Host Compatibility: Claude, ChatGPT, and IDEs
| Environment | MCP Apps support |
|---|---|
| Claude Desktop | Full support via artifacts-style app rendering |
| ChatGPT | Full support via canvas-style app rendering |
| Cursor / IDE MCP clients | Typically text fallback today — no embedded iframe app surface in most setups |
Treat mcp ui as progressive enhancement: the tool should remain correct when only text is shown, and delight when the host renders full HTML.
FAQ
What's the difference between MCP tools and MCP Apps?
MCP tools are callable functions exposed over MCP (inputs, execution, outputs). MCP Apps describe a class of tool outputs where the result is HTML meant for interactive or rich visual rendering in the client. Every MCP App is still delivered through an MCP tool; not every MCP tool is an MCP App.
Which AI clients support MCP Apps?
Claude Desktop and ChatGPT support rendering MCP App HTML in sandboxed surfaces aligned with their product UX (artifacts and canvas, respectively). Many IDE-integrated MCP clients currently surface tool results primarily as text; HTML may appear escaped or flattened.
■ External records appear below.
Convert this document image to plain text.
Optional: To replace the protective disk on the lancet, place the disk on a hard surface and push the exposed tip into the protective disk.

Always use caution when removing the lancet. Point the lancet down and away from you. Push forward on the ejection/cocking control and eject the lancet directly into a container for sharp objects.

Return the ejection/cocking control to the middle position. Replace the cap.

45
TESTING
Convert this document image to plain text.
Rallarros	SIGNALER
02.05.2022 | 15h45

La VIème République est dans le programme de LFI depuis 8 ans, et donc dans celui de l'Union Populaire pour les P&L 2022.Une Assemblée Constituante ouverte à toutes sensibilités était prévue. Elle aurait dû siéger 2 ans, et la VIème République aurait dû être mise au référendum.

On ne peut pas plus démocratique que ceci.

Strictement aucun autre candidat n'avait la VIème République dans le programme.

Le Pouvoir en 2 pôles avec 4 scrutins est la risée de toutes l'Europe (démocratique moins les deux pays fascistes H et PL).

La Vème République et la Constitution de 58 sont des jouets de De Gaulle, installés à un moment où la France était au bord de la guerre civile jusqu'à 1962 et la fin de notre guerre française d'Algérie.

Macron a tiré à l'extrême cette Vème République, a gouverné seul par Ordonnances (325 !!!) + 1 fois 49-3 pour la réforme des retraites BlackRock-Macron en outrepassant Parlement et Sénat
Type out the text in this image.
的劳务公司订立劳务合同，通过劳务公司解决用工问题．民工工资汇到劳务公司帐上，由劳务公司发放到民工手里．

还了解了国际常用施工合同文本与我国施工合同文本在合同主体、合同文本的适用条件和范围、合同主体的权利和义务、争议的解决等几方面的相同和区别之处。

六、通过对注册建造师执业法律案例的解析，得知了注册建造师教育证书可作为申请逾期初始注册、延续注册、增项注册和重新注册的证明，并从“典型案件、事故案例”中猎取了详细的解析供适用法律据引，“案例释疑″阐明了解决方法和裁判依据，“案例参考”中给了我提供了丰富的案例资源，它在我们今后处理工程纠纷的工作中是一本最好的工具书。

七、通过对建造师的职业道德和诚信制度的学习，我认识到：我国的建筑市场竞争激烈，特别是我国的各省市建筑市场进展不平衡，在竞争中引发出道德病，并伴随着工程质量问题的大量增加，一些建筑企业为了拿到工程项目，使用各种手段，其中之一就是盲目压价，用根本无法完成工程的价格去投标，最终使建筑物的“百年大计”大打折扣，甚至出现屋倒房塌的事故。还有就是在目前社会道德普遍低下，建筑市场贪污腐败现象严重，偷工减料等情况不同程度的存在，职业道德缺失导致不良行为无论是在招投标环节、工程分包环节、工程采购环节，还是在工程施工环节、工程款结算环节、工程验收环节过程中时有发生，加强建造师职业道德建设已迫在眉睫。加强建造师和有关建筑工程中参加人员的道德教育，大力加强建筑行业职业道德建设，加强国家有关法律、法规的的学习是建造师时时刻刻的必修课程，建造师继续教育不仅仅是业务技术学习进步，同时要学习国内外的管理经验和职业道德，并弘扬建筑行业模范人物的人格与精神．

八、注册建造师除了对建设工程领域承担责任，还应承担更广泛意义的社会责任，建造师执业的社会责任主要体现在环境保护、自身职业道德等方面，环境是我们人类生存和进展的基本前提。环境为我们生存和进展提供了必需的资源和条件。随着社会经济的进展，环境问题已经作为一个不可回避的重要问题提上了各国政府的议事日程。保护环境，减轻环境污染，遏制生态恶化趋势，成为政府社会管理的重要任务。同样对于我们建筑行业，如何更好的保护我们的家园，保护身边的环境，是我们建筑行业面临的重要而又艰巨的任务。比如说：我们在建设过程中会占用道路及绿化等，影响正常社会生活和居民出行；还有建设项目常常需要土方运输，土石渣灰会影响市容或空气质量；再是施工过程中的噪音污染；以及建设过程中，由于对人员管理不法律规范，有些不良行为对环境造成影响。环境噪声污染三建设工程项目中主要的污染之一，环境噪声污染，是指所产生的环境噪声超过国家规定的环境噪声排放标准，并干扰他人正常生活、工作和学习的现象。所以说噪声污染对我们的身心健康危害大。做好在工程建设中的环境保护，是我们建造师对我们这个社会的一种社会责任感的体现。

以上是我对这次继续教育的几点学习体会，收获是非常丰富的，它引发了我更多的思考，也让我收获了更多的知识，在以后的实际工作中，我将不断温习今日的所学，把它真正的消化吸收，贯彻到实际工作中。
Can I build my own MCP App?
Install mcpbundles-app-ui, subclass App, build your layout, and return HTML from handle_call. Keep markup self-contained and safe for sandboxed iframes, and avoid relying on browser APIs the host disables.
Do MCP Apps work offline?
MCP Apps are rendered by the client after a networked tool invocation, so they don't run offline. Without connectivity to the MCP host and backend, the tool can't execute and the HTML can't be produced or updated.
Are MCP Apps secure?
Hosts isolate MCP App HTML in sandboxes (commonly iframes with restricted capabilities). You should still treat app HTML like untrusted UI: avoid embedding secrets in markup, validate data before display, and follow your organization’s content security policies. Security is a shared responsibility between the tool author and the host.